16.

[189] Warum wir heute reden wollen und das hehre Schweigegelübde brechen?

Weil jedes Schweigen seine Zeit und auch sein Ende hat. In allen reifen Zeiten, von vielen guten Geistern wurde es gebrochen. Als Jesus seine Stimme erhob, war eine solche Stunde und ein solches Ende da. Und noch einmal zu Luthers Zeiten. Und zum drittenmal, als unter J.J. Rousseau's Reden der uraltmenschliche Flagellantengeist wiedererwachte und die Selbstgeißelung des zarten Kulturvolkes jener Zeit einsetzte, die große französische Revolution. Ihr folgte freilich das schmerzlichste Mißverständnis der neueren Geschichte: Napoleon. Die Ehrsucht eines Einzelnen verdarb alles, jedenfalls das Beste: den Opfergedanken der Revolution.

Die Gefahr ist groß, daß er auch heute unerkannt bleibt.
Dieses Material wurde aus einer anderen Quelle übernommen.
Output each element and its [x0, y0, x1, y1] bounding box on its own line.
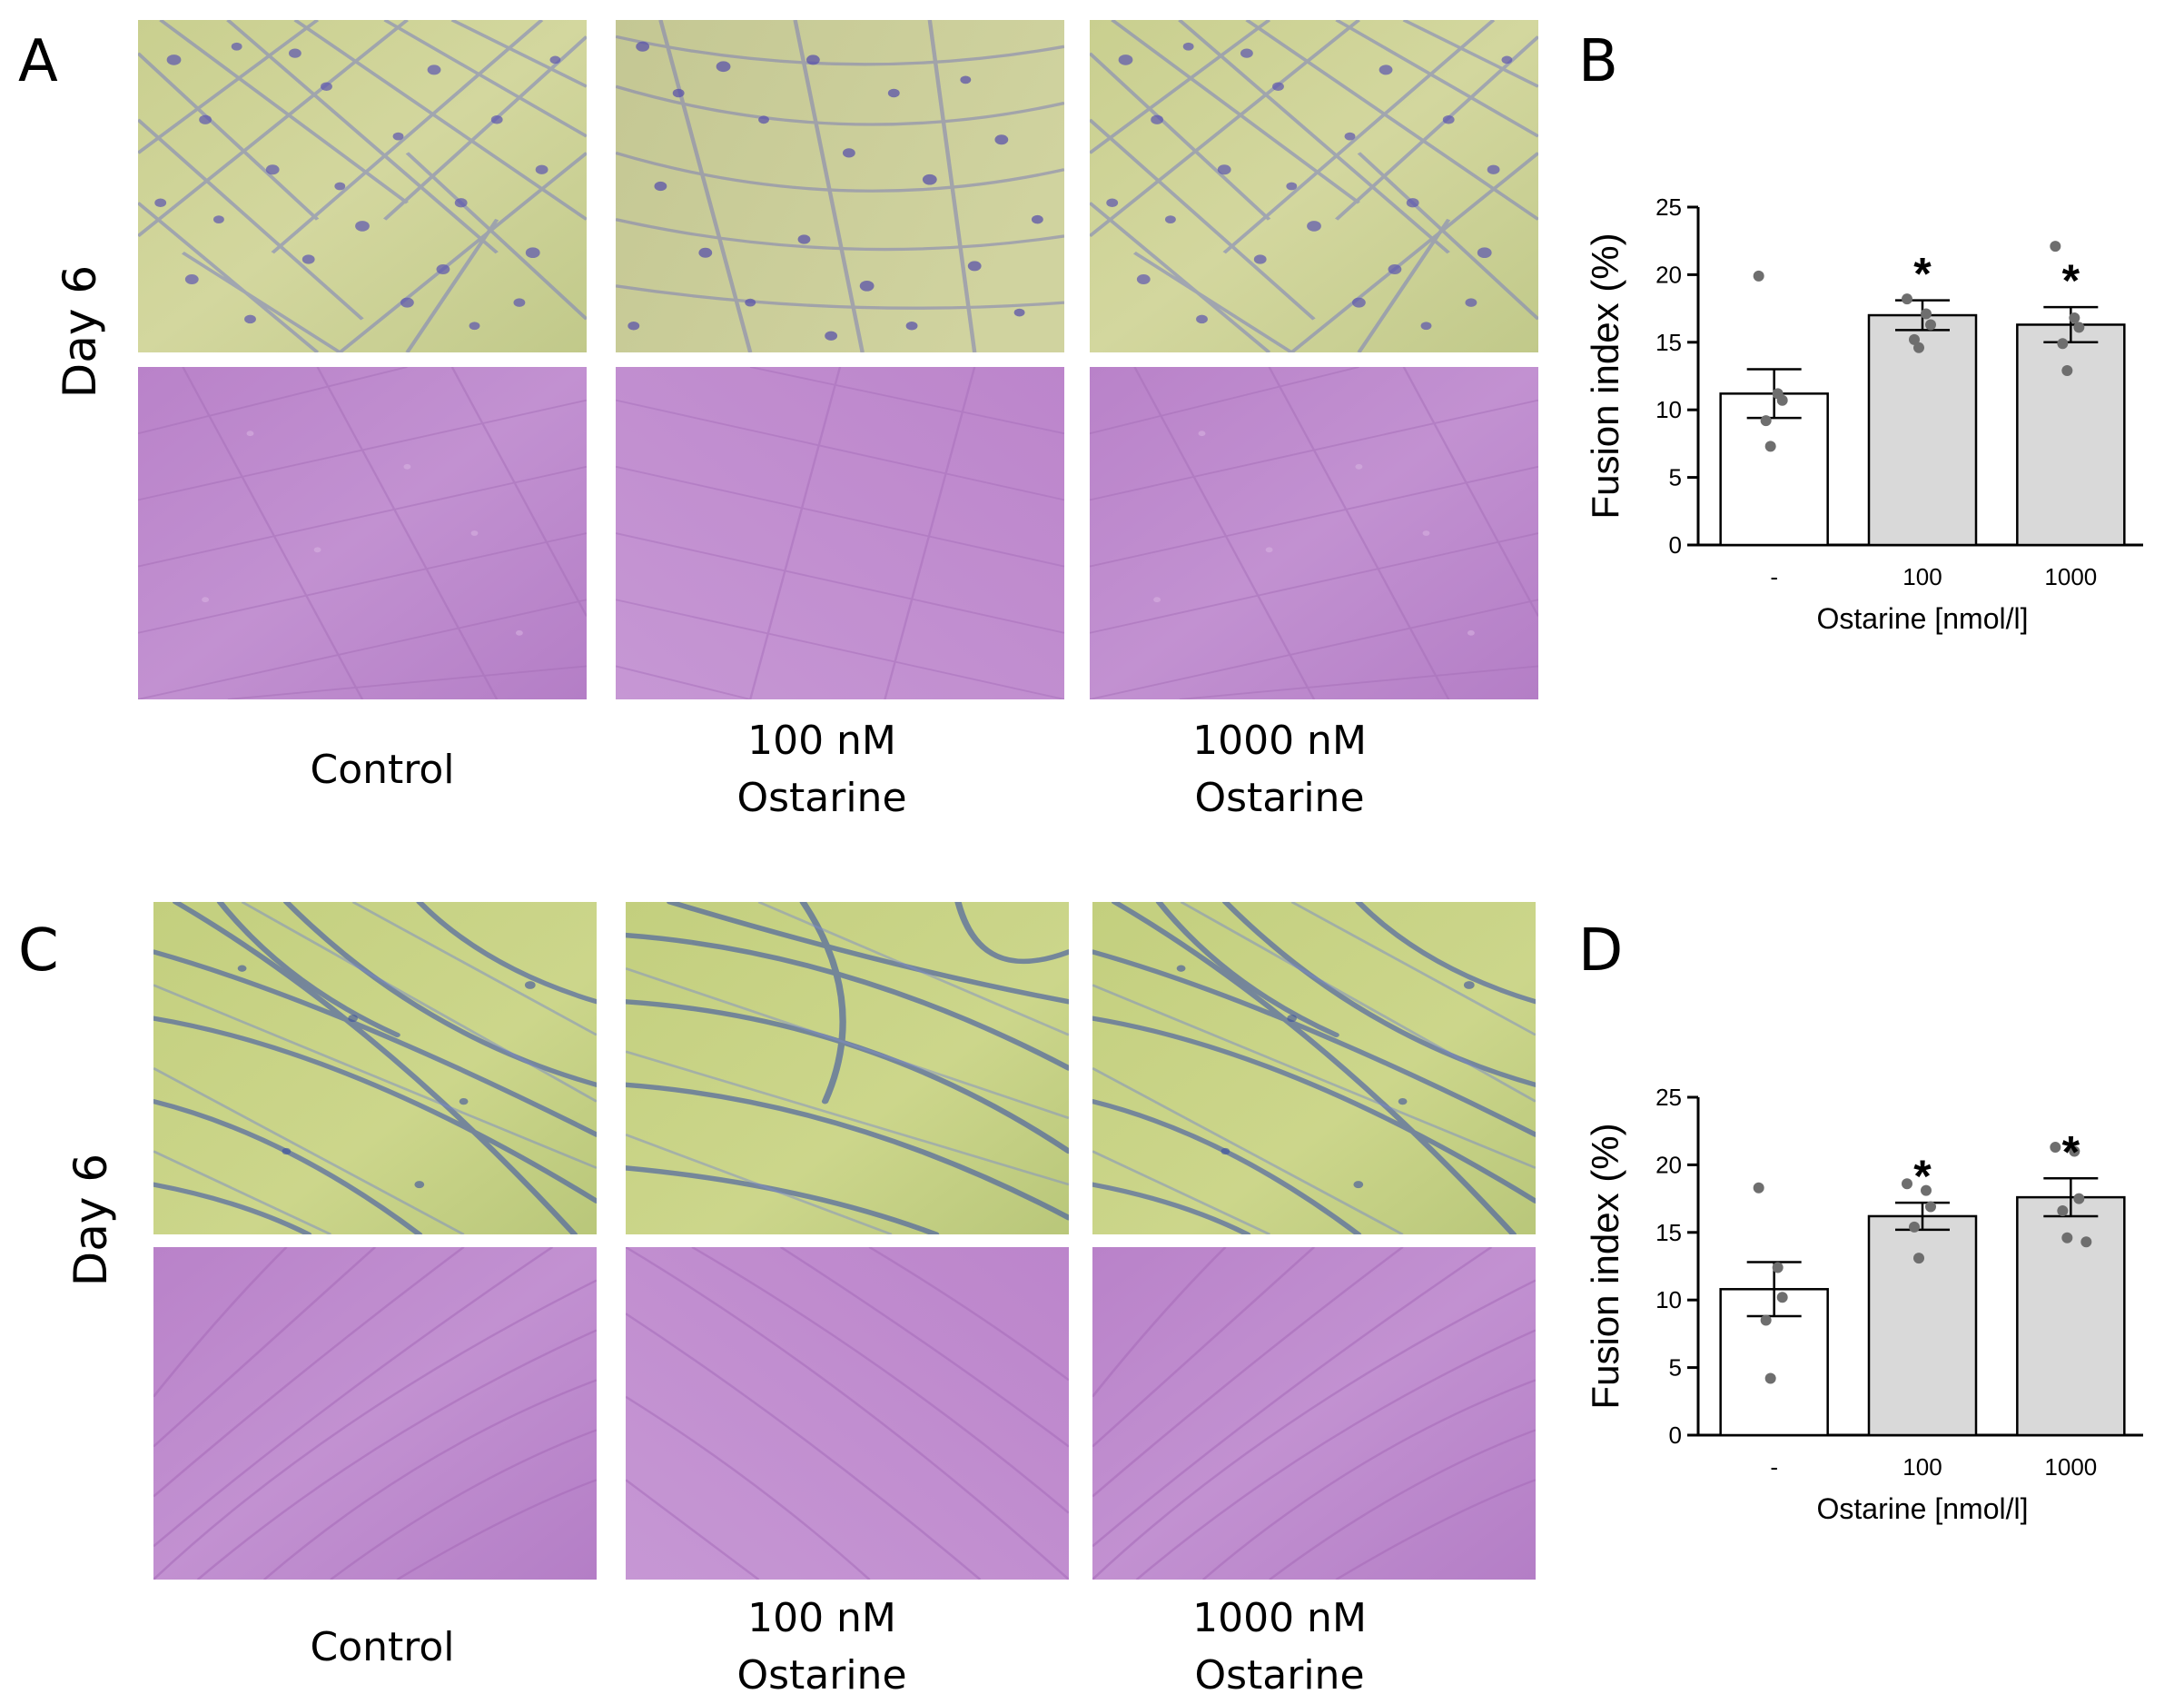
bar [1867, 313, 1978, 547]
data-point [1909, 333, 1920, 345]
bar [1867, 1214, 1978, 1437]
data-point [1760, 1314, 1772, 1326]
data-point [2050, 1142, 2061, 1154]
y-tick-label: 0 [1669, 1422, 1682, 1449]
chart-svg: 0 5 10 15 20 25 - * 100 * 1000 Ostarine [nmol/l] Fus… [1584, 1084, 2143, 1525]
panel-letter-c: C [18, 917, 59, 985]
x-tick-label: 100 [1902, 1453, 1942, 1481]
data-point [1913, 1253, 1924, 1264]
caption-a-control: Control [310, 747, 455, 793]
data-point [1760, 415, 1772, 427]
micrograph-a-1000nm-stained [1090, 20, 1538, 352]
data-point [2057, 338, 2069, 350]
micrograph-c-control-unstained [153, 1247, 597, 1580]
significance-marker: * [2062, 255, 2080, 306]
data-point [1764, 441, 1776, 452]
data-point [1753, 1182, 1764, 1194]
x-tick-label: - [1770, 1453, 1778, 1481]
data-point [1909, 1221, 1920, 1233]
data-point [2073, 1193, 2085, 1204]
y-tick-label: 10 [1655, 1286, 1682, 1313]
data-point [2073, 322, 2085, 333]
data-point [1913, 342, 1924, 353]
micrograph-c-1000nm-stained [1092, 902, 1536, 1234]
data-point [1772, 1262, 1784, 1273]
data-point [2080, 1236, 2092, 1248]
micrograph-c-control-stained [153, 902, 597, 1234]
micrograph-c-100nm-unstained [626, 1247, 1069, 1580]
micrograph-a-100nm-stained [616, 20, 1064, 352]
caption-a-1000nm: 1000 nM Ostarine [1192, 718, 1367, 821]
panel-letter-d: D [1578, 917, 1624, 985]
y-tick-label: 10 [1655, 396, 1682, 423]
data-point [1902, 1178, 1912, 1190]
micrograph-a-1000nm-unstained [1090, 367, 1538, 699]
y-tick-label: 25 [1655, 1084, 1682, 1111]
x-axis-label: Ostarine [nmol/l] [1817, 602, 2029, 635]
y-tick-label: 20 [1655, 261, 1682, 288]
data-point [1764, 1372, 1776, 1384]
data-point [2069, 312, 2080, 324]
data-point [2061, 1232, 2073, 1243]
data-point [2069, 1145, 2080, 1157]
significance-marker: * [1913, 1151, 1932, 1202]
y-tick-label: 25 [1655, 193, 1682, 221]
row-label-day6-c: Day 6 [64, 1153, 117, 1287]
x-tick-label: 1000 [2044, 1453, 2097, 1481]
data-point [1753, 270, 1764, 282]
y-tick-label: 5 [1669, 1354, 1682, 1382]
chart-svg: 0 5 10 15 20 25 - * 100 * 1000 Ostarine [nmol/l] Fus… [1584, 193, 2143, 635]
caption-c-1000nm: 1000 nM Ostarine [1192, 1595, 1367, 1699]
micrograph-a-control-stained [138, 20, 587, 352]
caption-c-100nm: 100 nM Ostarine [736, 1595, 907, 1699]
data-point [2057, 1204, 2069, 1216]
x-axis-label: Ostarine [nmol/l] [1817, 1492, 2029, 1525]
data-point [1921, 308, 1932, 320]
x-tick-label: - [1770, 563, 1778, 590]
caption-a-100nm: 100 nM Ostarine [736, 718, 907, 821]
significance-marker: * [2062, 1126, 2080, 1177]
panel-letter-b: B [1578, 28, 1618, 95]
data-point [2050, 241, 2061, 253]
data-point [1921, 1184, 1932, 1196]
y-tick-label: 15 [1655, 329, 1682, 356]
row-label-day6-a: Day 6 [54, 264, 106, 399]
significance-marker: * [1913, 249, 1932, 300]
y-axis-label: Fusion index (%) [1584, 1123, 1626, 1409]
micrograph-a-100nm-unstained [616, 367, 1064, 699]
data-point [1925, 1201, 1936, 1213]
data-point [1776, 1292, 1788, 1303]
x-tick-label: 100 [1902, 563, 1942, 590]
x-tick-label: 1000 [2044, 563, 2097, 590]
chart-d: 0 5 10 15 20 25 - * 100 * 1000 Ostarine [nmol/l] Fus… [1562, 1054, 2161, 1544]
panel-letter-a: A [18, 28, 58, 95]
bar [2016, 323, 2126, 547]
chart-b: 0 5 10 15 20 25 - * 100 * 1000 Ostarine [nmol/l] Fus… [1562, 163, 2161, 654]
caption-c-control: Control [310, 1624, 455, 1670]
y-tick-label: 20 [1655, 1151, 1682, 1178]
micrograph-c-100nm-stained [626, 902, 1069, 1234]
micrograph-c-1000nm-unstained [1092, 1247, 1536, 1580]
data-point [1925, 319, 1936, 331]
y-tick-label: 0 [1669, 531, 1682, 559]
data-point [2061, 365, 2073, 377]
bar [2016, 1195, 2126, 1437]
y-axis-label: Fusion index (%) [1584, 233, 1626, 519]
data-point [1902, 293, 1912, 305]
data-point [1776, 394, 1788, 406]
y-tick-label: 15 [1655, 1219, 1682, 1246]
y-tick-label: 5 [1669, 464, 1682, 491]
micrograph-a-control-unstained [138, 367, 587, 699]
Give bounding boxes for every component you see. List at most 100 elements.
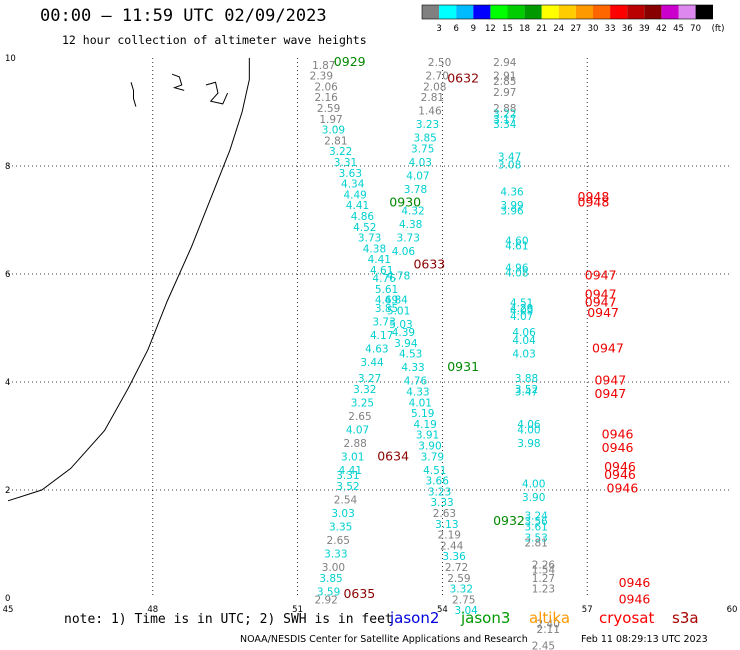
wave-height-label: 3.00 [322,562,345,574]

Das Schicksal Europas schwankt auf eines Messers Schneide. Es gibt nur ein Gebot: Daß Europa jetzt die Männer erstehen, die Genie und Kraft genug haben, den Bann der öffentlichen höchsten Meinung zu brechen, die Propheten und großen Unzeitgemäßen, die den Vorhang des Welttheaters lüften, daß der reife, alte Europäer der Kulisse gewahr wird und entsetzt zurückprallt vor der Leere seiner Lebensbühne.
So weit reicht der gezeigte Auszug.